Accord historique pour la protection de la biodiversité

Au terme de négociations ardues, la communauté internationale a finalement adopté un accord historique censé permettre de freiner le déclin de la biodiversité et des ressources essentielles pour la survie de l’humanité. Il faudra maintenant mettre en oeuvre une entente qui prévoit la protection de 30 % des milieux naturels terrestres et marins d’ici la fin de la décennie, des centaines de milliards de dollars de financement et d’importantes transformations de notre mode de vie.
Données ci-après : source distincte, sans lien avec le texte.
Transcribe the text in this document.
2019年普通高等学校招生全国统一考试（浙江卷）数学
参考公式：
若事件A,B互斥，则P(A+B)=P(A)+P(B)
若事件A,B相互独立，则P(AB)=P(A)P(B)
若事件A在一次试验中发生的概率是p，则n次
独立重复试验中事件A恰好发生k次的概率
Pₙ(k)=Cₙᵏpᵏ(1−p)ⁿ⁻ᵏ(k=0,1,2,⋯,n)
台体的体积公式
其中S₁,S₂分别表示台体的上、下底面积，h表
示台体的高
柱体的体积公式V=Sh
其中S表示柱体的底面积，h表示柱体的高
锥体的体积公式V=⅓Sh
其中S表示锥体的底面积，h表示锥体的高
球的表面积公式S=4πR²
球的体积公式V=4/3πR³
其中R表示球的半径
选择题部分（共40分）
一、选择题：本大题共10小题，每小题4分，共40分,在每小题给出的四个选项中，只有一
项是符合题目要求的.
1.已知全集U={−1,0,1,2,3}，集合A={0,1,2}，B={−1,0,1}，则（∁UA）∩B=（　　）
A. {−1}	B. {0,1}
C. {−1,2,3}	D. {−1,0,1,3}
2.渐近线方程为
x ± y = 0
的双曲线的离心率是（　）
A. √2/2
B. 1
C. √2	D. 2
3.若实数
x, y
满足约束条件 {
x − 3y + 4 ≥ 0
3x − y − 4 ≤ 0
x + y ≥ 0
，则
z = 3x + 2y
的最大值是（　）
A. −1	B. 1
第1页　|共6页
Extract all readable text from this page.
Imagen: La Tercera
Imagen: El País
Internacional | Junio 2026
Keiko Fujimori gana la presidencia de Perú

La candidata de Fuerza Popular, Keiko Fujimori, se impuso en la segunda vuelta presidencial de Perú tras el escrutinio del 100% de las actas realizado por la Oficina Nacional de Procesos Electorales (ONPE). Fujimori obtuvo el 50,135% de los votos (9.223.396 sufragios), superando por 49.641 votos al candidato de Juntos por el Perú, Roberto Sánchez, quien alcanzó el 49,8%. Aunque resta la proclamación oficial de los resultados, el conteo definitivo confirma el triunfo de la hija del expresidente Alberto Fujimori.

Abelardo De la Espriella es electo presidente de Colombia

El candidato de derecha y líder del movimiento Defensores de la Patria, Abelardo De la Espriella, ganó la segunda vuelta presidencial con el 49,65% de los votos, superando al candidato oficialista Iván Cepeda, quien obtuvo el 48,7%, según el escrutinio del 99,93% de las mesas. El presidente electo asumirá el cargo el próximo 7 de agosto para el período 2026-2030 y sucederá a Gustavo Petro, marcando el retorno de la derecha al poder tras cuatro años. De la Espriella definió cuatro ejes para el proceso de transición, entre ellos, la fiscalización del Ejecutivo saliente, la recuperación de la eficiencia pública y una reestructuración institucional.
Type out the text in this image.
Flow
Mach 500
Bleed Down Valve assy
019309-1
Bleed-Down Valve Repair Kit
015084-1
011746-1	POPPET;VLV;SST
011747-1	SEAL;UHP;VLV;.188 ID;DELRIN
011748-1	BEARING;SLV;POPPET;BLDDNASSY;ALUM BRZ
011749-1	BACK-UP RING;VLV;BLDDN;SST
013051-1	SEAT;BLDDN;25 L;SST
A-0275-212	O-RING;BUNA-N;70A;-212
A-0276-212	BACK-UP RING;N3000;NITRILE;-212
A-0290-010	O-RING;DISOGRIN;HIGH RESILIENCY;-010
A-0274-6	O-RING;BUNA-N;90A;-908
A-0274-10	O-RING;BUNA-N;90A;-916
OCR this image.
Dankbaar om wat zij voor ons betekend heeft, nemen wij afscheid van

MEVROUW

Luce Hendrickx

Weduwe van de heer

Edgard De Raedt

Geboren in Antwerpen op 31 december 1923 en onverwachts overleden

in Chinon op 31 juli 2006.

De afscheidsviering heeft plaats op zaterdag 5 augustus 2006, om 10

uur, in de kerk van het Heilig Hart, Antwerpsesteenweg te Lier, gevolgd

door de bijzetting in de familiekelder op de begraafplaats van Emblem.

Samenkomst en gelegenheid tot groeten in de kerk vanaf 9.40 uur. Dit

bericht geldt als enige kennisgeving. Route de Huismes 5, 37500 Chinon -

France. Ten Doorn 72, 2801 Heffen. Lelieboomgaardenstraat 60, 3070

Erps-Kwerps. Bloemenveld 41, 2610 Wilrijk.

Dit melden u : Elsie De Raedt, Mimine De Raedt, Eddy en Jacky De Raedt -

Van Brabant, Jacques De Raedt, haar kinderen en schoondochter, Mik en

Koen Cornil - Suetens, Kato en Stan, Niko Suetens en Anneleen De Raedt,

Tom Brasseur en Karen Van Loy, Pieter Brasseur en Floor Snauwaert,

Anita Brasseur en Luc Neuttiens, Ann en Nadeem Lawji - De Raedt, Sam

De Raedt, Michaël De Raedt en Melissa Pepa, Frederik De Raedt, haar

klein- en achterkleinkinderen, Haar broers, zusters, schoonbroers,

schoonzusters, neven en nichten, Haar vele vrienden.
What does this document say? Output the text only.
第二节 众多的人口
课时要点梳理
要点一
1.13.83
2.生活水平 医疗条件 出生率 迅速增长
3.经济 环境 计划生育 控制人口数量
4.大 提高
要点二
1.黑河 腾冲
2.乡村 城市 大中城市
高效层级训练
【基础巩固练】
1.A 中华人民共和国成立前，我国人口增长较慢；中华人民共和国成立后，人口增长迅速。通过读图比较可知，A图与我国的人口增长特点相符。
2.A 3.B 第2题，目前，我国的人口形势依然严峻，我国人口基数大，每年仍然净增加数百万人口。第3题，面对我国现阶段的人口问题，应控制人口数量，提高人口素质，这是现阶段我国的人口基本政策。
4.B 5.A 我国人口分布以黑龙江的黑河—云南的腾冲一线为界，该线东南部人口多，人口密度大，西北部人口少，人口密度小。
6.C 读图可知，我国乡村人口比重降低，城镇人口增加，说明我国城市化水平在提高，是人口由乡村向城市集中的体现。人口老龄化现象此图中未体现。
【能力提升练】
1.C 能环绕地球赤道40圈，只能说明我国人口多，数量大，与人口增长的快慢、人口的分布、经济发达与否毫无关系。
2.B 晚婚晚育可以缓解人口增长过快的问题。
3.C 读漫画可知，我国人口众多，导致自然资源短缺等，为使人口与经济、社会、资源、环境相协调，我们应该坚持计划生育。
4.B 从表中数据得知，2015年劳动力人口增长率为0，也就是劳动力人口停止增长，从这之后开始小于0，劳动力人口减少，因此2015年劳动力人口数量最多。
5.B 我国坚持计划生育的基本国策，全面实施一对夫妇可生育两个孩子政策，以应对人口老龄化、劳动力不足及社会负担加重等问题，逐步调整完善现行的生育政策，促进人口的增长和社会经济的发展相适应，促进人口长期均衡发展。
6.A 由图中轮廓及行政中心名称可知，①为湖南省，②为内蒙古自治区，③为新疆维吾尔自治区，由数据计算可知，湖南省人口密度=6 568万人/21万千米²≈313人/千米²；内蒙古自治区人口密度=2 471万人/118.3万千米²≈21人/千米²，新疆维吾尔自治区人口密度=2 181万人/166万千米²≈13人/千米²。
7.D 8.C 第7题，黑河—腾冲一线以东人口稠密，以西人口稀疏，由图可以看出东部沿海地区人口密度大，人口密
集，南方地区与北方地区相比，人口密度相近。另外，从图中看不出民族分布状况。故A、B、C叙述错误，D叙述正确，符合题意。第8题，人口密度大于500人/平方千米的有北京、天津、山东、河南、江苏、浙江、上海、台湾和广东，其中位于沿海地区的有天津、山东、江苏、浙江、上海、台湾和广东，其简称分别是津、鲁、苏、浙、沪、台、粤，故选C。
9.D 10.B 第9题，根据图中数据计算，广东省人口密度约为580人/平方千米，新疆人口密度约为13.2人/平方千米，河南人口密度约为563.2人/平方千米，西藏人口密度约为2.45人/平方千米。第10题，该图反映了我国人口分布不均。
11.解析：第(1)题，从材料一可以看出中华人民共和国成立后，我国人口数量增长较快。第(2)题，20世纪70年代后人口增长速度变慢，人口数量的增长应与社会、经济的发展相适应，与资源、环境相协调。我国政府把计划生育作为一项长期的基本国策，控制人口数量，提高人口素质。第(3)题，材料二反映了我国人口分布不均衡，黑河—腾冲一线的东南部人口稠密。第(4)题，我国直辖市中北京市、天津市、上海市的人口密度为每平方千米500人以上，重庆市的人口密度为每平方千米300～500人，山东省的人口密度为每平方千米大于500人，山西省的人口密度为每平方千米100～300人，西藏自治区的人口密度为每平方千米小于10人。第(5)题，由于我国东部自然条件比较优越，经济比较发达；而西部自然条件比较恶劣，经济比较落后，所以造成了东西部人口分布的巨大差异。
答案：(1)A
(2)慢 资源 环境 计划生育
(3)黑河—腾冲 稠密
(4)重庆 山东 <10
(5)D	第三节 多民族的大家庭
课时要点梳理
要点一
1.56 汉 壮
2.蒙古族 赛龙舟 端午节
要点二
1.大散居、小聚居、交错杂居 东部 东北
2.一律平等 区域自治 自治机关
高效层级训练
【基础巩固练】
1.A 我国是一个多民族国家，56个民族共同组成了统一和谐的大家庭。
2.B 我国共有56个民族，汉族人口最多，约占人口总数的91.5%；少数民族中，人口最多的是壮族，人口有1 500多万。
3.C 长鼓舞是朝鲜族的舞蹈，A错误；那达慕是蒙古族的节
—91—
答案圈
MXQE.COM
L’« accord de Kunming-Montréal » a été adopté par consensus au coeur de la nuit de dimanche à lundi, et ce, malgré l’opposition exprimée par la République démocratique du Congo (RDC), qui juge insatisfaisante la « mobilisation des ressources » financières pour la mise en oeuvre de ce qui a été qualifié de « pacte de paix avec la nature ».

Malgré les commentaires de la RDC, « aucune objection formelle » n’a été formulée par le pays, a souligné le porte-parole de la Convention sur la diversité biologique, David Ainsworth, en conférence de presse lundi avant-midi. En fin de compte, « il est clair que le cadre [mondial pour la biodiversité] bénéficiait d’une base de soutien incroyablement forte », a fait remarquer le porte-parole. Il sera néanmoins important que les prochaines étapes de mise en oeuvre de l’accord se fassent dans un esprit de « confiance » et de « communication ».

« Historique »

« Nous avons ensemble franchi un pas historique », a réagi le ministre fédéral de l’Environnement, Steven Guilbeault, qui a participé activement aux négociations qui se sont tenues au cours des derniers jours au Palais des congrès de Montréal, dans le cadre de cette conférence des Nations unies sur la biodiversité (COP15) présidée par la Chine.

« Après quatre années de travail, nous sommes arrivés au terme de notre voyage », a justement résumé le président de la conférence, Huang Runqiu.

« C’est un bon accord, qui n’est pas parfait, mais c’est un bon accord puisque nous avons l’essence de ce dont nous avons discuté depuis quatre ans. Maintenant, ce qui est important est ce qui surviendra par la suite », a souligné pour sa part Basile Van Havre, coprésident du groupe de travail sur le cadre mondial de la biodiversité pour l’après-2020. Si la mise en oeuvre est à la hauteur des objectifs inscrits dans le document, a-t-il ajouté, « nous aurons une planète bien différente » en 2030.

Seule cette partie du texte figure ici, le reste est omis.